Bradford v. Kline

Annotate this Case

127 Ga. App. 861 (1973)

195 S.E.2d 258

BRADFORD v. KLINE.

47806.

Court of Appeals of Georgia.

Submitted January 3, 1973.

Decided January 23, 1973.

D. W. Slone, for appellant.

Elsie H. Griner, for appellee.

DEEN, Judge.

Richard Kline, husband of the mother of the minor involved and whose custody had been placed in her by a divorce decree dated February 25, 1970, filed a petition to adopt the infant. Bradford, the natural father, was served with a copy and appended order dated June 7, 1972, setting the hearing for 10:00 a. m., September *862 18, 1972. The hearing was held, evidence was heard, an answer was filed, and an order granting the petition was entered up, all on September 18, but whether the answer was filed before or after the hearing an order on that day does not appear, nor is there any transcript of the testimony.

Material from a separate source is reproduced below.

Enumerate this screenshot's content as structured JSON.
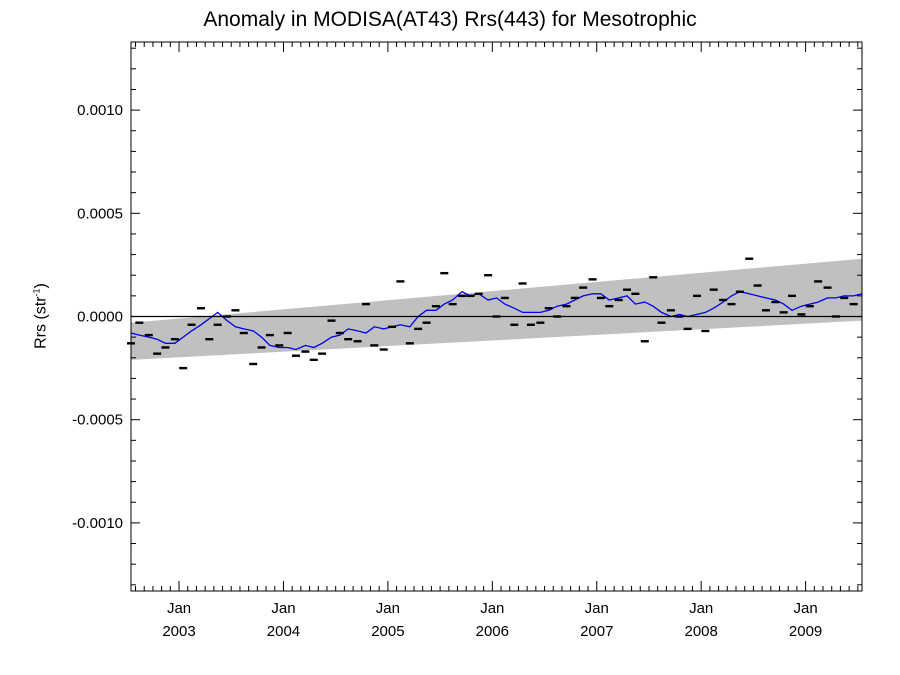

From the defendant's answer it appears that he refused to make weekly payments for child support as ordered in the divorce decree on the ground that he was being denied visitation rights. A denial of visitation rights does not justify the refusal to hold a defendant in contempt of court for failure to pay alimony. Jagoe v. Jagoe, 183 Ga. 273, 274 (187 SE 874); Atwell v. Hill, 226 Ga. 560, 563 (176 SE2d 60). Accordingly it certainly cannot be said that it would as a matter of law excuse the husband from making payments for child support so as to remove him from the provision of Code Ann. § 74-403 (2) which provides that the consent of a parent who has wilfully and wantonly failed to comply with a support order for a period of 12 months or longer loses the right to object to an adoption without his consent. There being no transcript of the evidence we must assume that the failure to pay, which the defendant admits was intentional, was wilful and wanton within the meaning of the statute.

The sole enumeration of error in this case is the failure of the trial judge, when on June 7, 1972, he signed an order setting the date for the adoption hearing as September 18, to "specify the last date for filing objections thereto." Code Ann. § 74-414, which had previously specified that any "person objecting to the entry of a final order of adoption shall file such objections in writing prior to the date assigned for a hearing" was changed by Ga. L. 1971, p. 403, to provide: "Any person objecting to the entry of a final order of adoption shall file such objection in writing at least 10 days prior to the date assigned for hearing and the last date for filing objections shall be included in the order assigning the application *863 for a hearing." This is not a jurisdictional requirement because the Code section also states that the court must proceed to a full hearing on the petition and examination of the parties at interest, with the right of adjourning the hearing and examination from time to time as the nature of the case may require. Even if Bradford's lawyer was retained, as the brief states, less than ten days before the hearing, it is clear that if any good ground for objection existed a continuance or adjournment might have been requested for the purpose of presenting it. Had this been done, and had the trial court then refused, the case before us would stand in a different posture. As it is, although the trial court failed to put a date for filing objections in the order as the law requires, the defendant had over three months to consult with counsel and to ascertain that objections should be filed at least ten days prior to a hearing. No good reason for denying the adoption appears from the record before us, nor any attempt to obtain time to place such objections before the trial court. The hearing was in fact held, and the defendant does not complain that he was unaware of it. The notice of appeal states that he was denied the right "to present evidence and be heard on an answer" but, as stated above, the answer merely contends that the defendant stopped making child support payments because his visitation privileges were being denied and this fact alone, nothing more appearing, would not relieve him of the obligation to support, failure to perform which removes his right to object to an adoption on the ground that it is without his consent. It follows that no reversible error appears.

Judgment affirmed. Bell, C. J., and Quillian, J., concur.